Be that as it may, I never watch the show. Seriously. I feel like I have moral reasons against watching a bunch of skinny girls, in underwear parade around to catchy hit songs.
While watching, I was asking myself a few questions. Why do women watch this?
Sophomore Alexandra Gautier said that she never watches the shows.“It’s not practical underwear, and I also think that it gives off a very negative body image,” said Gautier.
Setting aside the fact that I am poor, I would never buy a fishnet catsuit or a garter belt that attached to my thigh-high boots. Putting aside my prejudices against girls (that are skinnier than me) walking around with their bouncy hair (looking prettier than me) in underpants (that I’m too broke to even think about buying), I guess I can see why women might put up with being tortured.
Junior Kiah Coflin said, “I’m obsessed with Victoria’s Secret. I think that it’s a form of entertainment, you know, with the entertainers performing while the models are walking. You get to see the wings that cost hundreds and hundreds of dollars to create, the boots that were hand painted. I think it’s art.”

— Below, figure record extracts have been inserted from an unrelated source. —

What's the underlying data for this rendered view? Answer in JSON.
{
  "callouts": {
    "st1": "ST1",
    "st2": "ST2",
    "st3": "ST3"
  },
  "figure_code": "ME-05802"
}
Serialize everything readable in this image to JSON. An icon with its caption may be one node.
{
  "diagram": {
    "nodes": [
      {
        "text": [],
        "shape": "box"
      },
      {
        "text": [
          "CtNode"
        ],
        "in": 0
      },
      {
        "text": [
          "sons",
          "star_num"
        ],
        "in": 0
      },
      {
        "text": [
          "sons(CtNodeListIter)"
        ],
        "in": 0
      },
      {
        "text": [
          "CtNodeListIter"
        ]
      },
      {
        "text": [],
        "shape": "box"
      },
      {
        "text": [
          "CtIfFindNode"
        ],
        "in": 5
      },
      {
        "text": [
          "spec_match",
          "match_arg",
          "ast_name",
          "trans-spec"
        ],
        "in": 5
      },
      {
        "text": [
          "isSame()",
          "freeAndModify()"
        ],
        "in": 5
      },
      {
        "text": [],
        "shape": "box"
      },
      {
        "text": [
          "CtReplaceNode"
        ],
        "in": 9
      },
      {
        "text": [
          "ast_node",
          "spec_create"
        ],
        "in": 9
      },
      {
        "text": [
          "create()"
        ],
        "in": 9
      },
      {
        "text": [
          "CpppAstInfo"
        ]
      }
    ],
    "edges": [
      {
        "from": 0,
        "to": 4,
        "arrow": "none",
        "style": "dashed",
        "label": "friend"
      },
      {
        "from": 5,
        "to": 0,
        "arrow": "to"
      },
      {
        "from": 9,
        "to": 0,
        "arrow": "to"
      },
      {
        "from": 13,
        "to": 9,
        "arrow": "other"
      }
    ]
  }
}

Looking objectively, I guess it is art. The detailed embroidery on some of the pieces, along with the makeup and the accessories, the whole thing really is just art. I mean, it’s art that makes me want to stop eating tendies and fries and spend all of my time in the gym, but art nonetheless.
I really do believe that it boils down to one key point that is always easy for us to forget: These girls, some of them even younger than us, get paid to work out constantly, go on extreme diets and maintain their impossibly svelte physiques. We are not lingerie models, and most of us will never walk in a fashion show, but we are still going to get somewhere. It just won’t be the end of a runway, and that’s okay.